He said that the average crude price was budgeted for at 75 dollar per barrel, adding that Nigeria now has an average price of 67 dollar per barrel.

“We have maintained compliance with the OPEC quota, and as you can see from the figures I have given, there is a revenue shortfall, in response to that.

“We have prioritised spending on sectors that directly impact citizens and support our growth ambitions,” he said.

In the power sector, the minister said there had not been national grid collapse in 2025.

He said that all approvals were in place to liquidate four trillion Naira legacy debts, and to implement a sustainable framework under the Electricity Act.

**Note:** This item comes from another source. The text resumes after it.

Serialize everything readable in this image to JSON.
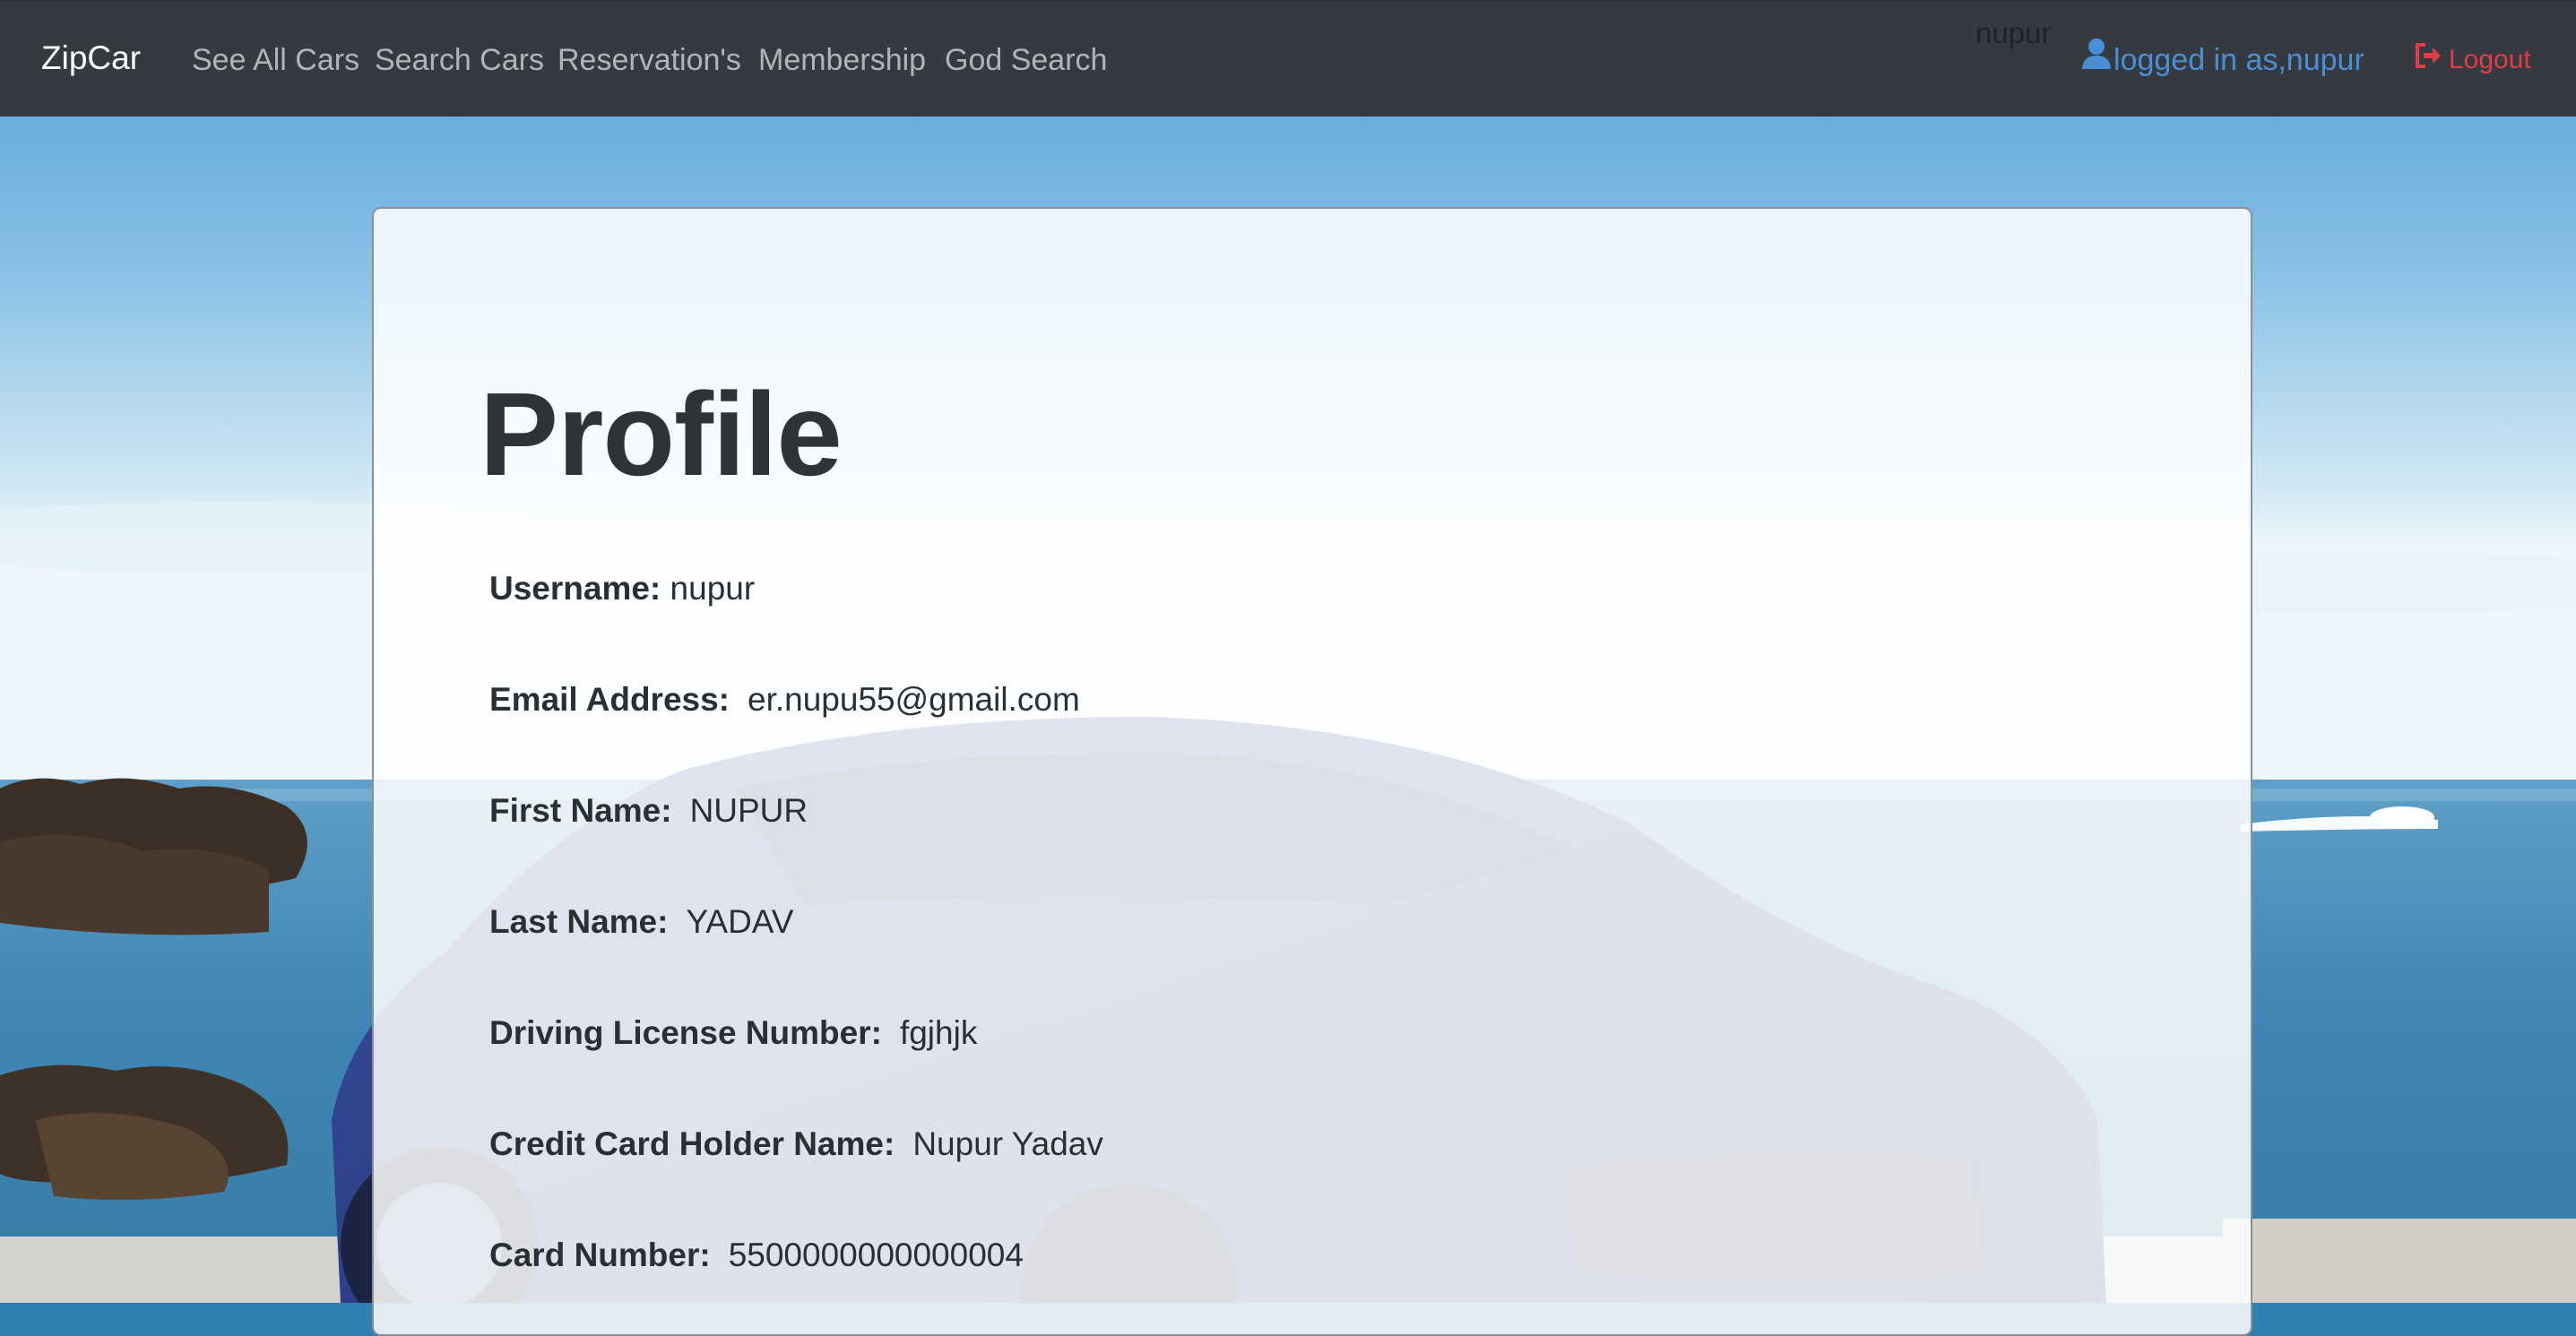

“It is a combination of removing or repaying or refinancing the outstanding debt so that those who are owed can in turn pay out their own obligations, as well as looking for sustainability going forward.

“There is the mission 300 initiative of the World Bank and the African Development Bank, that supports providing electricity connectivity to 300 million additional Africans.

“Nigeria is a key beneficiary, and this is unlocking investment in manufacturing, agro-processing and services, as a result of greater access to electricity,” he said.

The minister reiterated the Federal Government commitment to a coordinated fiscal and monetary policy framework that could substantially and sustainably reduce inflation.

He said that it would enable cheaper capital for businesses to invest, and greater purchasing power for households.

He said that President Bola Tinubu’s led administration was commitment to transparency, consistent and data-driven communication.

“We believe that this dialogue is essential to building public trust and informing our citizens about decisions that are being taken on their behalf.

“We now have a very competitive exchange rate and other conditions, which are allowing us to diversify our exports, particularly under the African Continental Free Trade Area Agreement.

“Interest rates across major economies remain elevated as reflecting the fight against inflation,” he said.

Edun said that the country was open for business, stating that Nigeria has a stable macroeconomic conditions that can help people plan and invest.

“We will continue to emphasise and open the doors to private investment across agriculture, manufacturing, technology, infrastructure and services.

“At the same time, we are committed to maintaining discipline, not only to save wealth, but to invest wisely, focussing on education, health and infrastructure that drive long-term productivity and inclusive growth.

“Our commitment is to build an economy that works for everyone, with transparency and resilience,” the minister said.